No momento em que o sol toca o mar tingindo-lhe com suas cores:

matizes de vermelho, púrpura, rosa, laranja e amarelo solar...

Que coisa espetacular!

Todos dormem...

Por que, diante talvez do mais belo momento do dia, todos dormem?

Da varanda, de onde vejo o mar, paro alguns instantes para analisar:

será a vida também assim? Um espetáculo que só algumas pessoas sabem apreciar?

Todos dormem...

Não! Esperem! Há alguém... Um carroceiro a recolher o lixo da noite anterior:

festivo feriado de Ano Novo. Comemorado por milhares, assistido por centenas, chorado por muitos...

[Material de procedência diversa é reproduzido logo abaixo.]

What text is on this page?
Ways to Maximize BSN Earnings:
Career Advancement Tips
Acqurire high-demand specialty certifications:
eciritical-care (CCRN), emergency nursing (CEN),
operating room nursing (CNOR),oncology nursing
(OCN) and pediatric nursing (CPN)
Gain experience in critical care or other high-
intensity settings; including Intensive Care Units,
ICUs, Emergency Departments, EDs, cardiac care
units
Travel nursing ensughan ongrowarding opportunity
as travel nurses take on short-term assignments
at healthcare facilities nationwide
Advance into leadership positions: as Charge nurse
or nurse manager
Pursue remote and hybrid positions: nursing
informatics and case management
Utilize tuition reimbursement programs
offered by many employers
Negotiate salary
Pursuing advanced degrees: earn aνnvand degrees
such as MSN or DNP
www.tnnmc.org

Alguns comemoraram dormindo: seus corpos alertas, dispostos e, aparentemente, despertos,

mas suas mentes dormem, seus corações dormem, sua indignação dorme...

O carroceiro...

Recolhedor do lixo, ou do resto do luxo, de alguns que a cada dia torna-se o sustento de muitos.

Tão pobre... Tão rico!

Desce da carroça, junta algumas garrafas, o "esqueleto" de uma cadeira de praia e tem seu momento de riqueza:

para, ereto, atento, desperto e aprecia o espetáculo exclusivíssimo, de platéia restrita:

o nascer do sol no mar!

Que coisa espetacular!

Afaga a cabeça do seu cão vira-latas, fiel companheiro de jornada, e divide com ele o que pressinto ser... gratidão.

Gratidão?! Ele?

Sim, gratidão. Gratidão por estar vivo e desperto:

olhos e coração abertos!

Ele não necessita dos matizes de Monet dependurado em uma parede... (Monê, quem?!)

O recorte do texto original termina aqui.